I quattrocenteschi portici dell’amato paesello sono patrimonio dell’umanità, esempio d’arte e splendore, una poesia a cielo aperto; bellezze mozzafiato miste a quel pizzico di fede, in grado di far respirare speranza anche a chi l’ha perduta sulla strada asfaltata. Un vero crimine da ergastolo che questo luogo sia sempre più spoglio di mammiferi pensanti con l’anima immortale, transitandovi ho come la sensazione che le pietre stondate sprizzino gioia nel sentirsi goffamente calpestate, e patiscano di brutto le lunghe, apatiche, giornate in solitaria. Dall’alto nel frattempo l’imponente torre ghibellina sopra il precipizio dà sfoggio di tutta la sua tracotanza, riservandosi quell’importanza tipica di certe dame imbellettate con abiti sontuosi, e appariscenti, durante una serata di gala. Sull’altro lato, dinnanzi a simile presunzione, la chiesa parrocchiale inorridisce, mentre San Giacomo Maggiore apostolo sghignazza dalla vetta del campanile: sa benissimo che chi si loda alla fine poi si imbroda. E sottovoce infatti gli sussurra: ”Fai pure la civettuola quanto vuoi, ma sai benissimo che il tuo ruolo di guardia è venuto inevitabilmente meno col tempo, rimani solo un cumulo di pietrisco ben sistemato, a memoria dei tempi che furono.”

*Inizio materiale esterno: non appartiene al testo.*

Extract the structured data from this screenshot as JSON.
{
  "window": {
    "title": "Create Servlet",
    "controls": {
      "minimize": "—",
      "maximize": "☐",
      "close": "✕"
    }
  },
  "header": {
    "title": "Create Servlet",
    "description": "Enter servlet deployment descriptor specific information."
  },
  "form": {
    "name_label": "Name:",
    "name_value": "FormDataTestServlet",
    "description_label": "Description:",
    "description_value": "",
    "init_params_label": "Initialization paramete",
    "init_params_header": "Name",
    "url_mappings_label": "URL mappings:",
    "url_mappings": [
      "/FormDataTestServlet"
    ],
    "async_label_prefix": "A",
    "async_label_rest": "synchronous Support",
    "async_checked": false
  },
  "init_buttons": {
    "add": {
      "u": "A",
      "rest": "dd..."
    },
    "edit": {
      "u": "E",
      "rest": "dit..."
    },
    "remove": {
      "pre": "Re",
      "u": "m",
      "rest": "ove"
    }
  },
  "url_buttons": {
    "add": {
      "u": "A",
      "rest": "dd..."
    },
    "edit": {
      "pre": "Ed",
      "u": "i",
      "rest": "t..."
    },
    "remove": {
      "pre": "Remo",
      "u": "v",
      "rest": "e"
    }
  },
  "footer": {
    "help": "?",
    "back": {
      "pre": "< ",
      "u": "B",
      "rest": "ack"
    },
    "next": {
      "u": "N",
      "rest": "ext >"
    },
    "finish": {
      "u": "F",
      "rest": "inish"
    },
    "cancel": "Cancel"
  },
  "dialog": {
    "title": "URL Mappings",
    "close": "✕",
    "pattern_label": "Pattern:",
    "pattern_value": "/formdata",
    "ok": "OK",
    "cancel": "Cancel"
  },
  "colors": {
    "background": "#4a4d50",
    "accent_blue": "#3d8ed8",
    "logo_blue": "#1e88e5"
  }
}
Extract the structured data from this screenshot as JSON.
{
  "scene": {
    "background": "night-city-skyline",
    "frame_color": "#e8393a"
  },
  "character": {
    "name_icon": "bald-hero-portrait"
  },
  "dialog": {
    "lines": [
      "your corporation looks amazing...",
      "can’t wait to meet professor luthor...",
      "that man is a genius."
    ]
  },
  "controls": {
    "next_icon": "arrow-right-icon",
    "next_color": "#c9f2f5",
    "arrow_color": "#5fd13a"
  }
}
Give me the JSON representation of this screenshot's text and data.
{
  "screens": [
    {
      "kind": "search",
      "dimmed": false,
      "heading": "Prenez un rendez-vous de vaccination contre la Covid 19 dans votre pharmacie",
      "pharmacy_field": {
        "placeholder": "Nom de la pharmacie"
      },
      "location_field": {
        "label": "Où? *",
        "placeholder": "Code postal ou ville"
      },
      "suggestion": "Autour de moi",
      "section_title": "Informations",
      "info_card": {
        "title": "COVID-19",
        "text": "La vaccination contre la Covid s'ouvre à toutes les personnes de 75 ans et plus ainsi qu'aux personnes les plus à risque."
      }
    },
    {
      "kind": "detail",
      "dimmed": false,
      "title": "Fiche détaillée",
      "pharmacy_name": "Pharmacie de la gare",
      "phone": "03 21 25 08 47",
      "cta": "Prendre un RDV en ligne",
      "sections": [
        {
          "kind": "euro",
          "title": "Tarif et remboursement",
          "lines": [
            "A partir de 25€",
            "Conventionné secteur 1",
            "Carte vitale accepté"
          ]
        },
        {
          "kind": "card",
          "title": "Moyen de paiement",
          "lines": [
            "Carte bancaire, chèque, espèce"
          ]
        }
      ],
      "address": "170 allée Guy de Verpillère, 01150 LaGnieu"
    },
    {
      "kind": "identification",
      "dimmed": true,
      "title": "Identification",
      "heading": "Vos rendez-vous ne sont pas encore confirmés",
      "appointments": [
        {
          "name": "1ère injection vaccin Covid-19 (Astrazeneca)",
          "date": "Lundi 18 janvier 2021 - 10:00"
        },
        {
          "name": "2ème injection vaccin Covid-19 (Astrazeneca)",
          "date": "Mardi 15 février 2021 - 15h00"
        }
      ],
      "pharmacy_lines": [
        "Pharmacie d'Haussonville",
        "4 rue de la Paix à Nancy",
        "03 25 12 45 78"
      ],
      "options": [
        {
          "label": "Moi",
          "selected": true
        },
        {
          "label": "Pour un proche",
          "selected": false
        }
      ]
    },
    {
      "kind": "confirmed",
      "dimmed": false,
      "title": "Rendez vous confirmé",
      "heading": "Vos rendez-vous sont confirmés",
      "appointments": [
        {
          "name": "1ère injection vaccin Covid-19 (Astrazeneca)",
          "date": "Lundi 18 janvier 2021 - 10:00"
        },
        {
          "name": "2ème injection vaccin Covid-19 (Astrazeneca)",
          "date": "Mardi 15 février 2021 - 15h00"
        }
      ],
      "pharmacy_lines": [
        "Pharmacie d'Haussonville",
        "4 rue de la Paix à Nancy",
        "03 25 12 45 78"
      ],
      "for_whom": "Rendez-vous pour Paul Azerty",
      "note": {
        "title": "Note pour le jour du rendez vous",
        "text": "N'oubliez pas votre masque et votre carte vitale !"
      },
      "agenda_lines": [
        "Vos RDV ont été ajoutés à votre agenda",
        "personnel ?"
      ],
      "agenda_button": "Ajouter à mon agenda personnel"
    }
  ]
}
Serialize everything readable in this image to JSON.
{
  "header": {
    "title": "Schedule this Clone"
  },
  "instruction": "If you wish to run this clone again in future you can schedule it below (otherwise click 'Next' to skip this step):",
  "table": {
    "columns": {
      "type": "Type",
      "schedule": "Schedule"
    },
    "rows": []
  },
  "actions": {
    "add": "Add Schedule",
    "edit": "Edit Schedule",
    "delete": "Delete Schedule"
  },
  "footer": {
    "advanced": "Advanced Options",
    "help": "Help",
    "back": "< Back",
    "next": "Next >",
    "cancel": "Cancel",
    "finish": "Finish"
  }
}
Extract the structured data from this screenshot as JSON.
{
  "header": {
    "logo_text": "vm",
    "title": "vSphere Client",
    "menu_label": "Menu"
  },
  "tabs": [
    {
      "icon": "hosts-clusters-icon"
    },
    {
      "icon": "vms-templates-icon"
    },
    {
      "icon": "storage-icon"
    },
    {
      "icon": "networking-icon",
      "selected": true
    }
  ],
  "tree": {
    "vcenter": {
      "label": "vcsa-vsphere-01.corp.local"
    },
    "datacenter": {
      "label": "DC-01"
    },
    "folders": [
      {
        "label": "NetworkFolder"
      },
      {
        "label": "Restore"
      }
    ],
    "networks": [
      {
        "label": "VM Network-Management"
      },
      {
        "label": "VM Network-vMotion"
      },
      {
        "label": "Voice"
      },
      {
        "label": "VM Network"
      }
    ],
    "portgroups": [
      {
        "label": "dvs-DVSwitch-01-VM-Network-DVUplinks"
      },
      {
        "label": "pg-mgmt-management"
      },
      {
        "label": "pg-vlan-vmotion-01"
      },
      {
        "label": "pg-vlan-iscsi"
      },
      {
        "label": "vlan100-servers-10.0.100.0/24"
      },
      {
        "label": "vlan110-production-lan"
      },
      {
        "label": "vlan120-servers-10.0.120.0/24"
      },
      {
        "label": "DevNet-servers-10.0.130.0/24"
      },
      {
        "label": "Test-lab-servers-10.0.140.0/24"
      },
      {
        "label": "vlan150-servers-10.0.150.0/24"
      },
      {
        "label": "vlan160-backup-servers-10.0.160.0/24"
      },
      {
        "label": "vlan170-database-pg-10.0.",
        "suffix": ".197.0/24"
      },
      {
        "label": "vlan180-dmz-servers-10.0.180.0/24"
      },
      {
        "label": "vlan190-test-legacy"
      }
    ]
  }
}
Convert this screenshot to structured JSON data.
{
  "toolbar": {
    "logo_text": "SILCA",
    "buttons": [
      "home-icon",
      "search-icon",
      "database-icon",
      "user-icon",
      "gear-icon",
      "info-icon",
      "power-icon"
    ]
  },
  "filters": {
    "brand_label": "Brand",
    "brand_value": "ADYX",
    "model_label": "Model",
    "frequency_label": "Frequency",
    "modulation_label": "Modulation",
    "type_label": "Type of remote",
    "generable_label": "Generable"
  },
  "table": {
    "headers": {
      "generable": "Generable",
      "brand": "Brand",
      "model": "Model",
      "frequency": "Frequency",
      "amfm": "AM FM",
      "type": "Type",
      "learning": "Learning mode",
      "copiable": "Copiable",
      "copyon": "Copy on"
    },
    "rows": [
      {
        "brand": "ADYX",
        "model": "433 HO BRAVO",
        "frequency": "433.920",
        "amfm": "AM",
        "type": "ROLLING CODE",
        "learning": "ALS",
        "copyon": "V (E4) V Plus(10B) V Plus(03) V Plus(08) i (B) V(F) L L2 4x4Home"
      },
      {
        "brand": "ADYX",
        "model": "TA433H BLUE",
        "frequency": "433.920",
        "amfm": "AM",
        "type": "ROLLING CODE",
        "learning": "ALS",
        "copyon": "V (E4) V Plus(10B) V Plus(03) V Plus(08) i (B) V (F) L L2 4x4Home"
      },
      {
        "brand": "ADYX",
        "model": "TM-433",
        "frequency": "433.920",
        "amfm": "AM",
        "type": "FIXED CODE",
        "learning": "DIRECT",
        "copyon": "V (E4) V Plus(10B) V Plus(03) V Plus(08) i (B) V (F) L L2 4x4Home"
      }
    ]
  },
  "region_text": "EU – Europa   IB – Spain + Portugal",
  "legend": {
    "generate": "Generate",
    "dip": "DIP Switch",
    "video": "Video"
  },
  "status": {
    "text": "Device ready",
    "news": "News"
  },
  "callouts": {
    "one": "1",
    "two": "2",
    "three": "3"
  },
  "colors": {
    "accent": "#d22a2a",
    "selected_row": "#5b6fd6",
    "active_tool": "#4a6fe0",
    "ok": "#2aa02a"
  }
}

Con l’avvento delle tecnologia digitale a portata di dito sono innumerevoli gli scatti in giro per il web che ritraggono i gioielli storici averaresi. Ciò può anche andare bene, se il risultato è gradevole alla vista e non storpiato, l’importante è non far schiattare di solitudine i simpatici ciottoli. Loro come il sottoscritto, parteggiano per la vita, odiano essere troppo “museificati”, adorano la compagnia degli amici fedeli quotidiani, non vorrebbero proprio morire di nostalgia. Non è che poi servano ste grandi ricette da cuoco stellato per cucinare pietanze in grado di far gustare il vociare umano anche al legno; imparare dal passato, senza andare alla ricerca di chissà quali innovazioni, può essere il segreto per tentare di avere un futuro. Qui non si fanno pallide imitazioni da quattro soldi, scopiazzando idee altrui, qui, sotto questi archi decorati da pregiati pittori locali, davvero vi era un mercato e un ristoro coperto per il viandante diretto prima in Valtellina e poi nel cantone svizzero dei Grigioni. L’avvento della più comoda via Priula, sull’altro lato della valle dove nasce il Brembo, avrà anche degradato a ruolo secondario la vecchia Mercatorum, ma oltre seicento anni di storia non si possono cancellare con un tratto di stilografica. Il posto ideale per i mercatini artigianali è proprio in questo luogo, aprendo lo sguardo allo scrigno di bellezza ivi contenuto. Gli altri duplicati, sparsi dappertutto e a sproposito come il prezzemolo, sanno un tantino di pacchiano, nessuno me ne voglia.
Quando, diversi anni orsono, organizzavo in prima persona l’evento, una cosa solo chiedevo espressamente agli espositori: portare le peculiarità e le arti della nostra terra a portata di tutti. Dimostrare praticamente come si crea una scultura, un quadro, un bassorilievo, della bigiotteria, un disegno, una bambola, dei lavori in ferro o con l’uncinetto, mettendo a disposizione talenti e capacità personali agli astanti convenuti. L’amica Olivia, che ha preso con piglio in mano l’organizzazione dopo una lunga parentesi di ferma, sta proseguendo su questa falsariga e ne sono felice e orgoglioso. In agosto vi è stato un ottimo riscontro di partecipazione, stando seduto sulle panchine in pietra sotto gli archi notavo un effervescenza briosa che mi rendeva allegro. In questo sabato con vista panoramica sul Natale è previsto a grande richiesta il bis; e per chi non l’avesse mai fatto è l’occasione per rivedere i portici fiorire di vita, con il proliferare gioioso di stand e banchetti. Magari lunedì mattina, purtroppo, vi sarà il solito malinconico mortorio, ma intanto cominciamo a goderci il mercatino dell’Immacolata, gustando un buon vin brulé per scaldarci dal freddo pungente assieme ad amici e conoscenti. Tutti con Averara (forse) nel cuore e… nel cuore di Averara.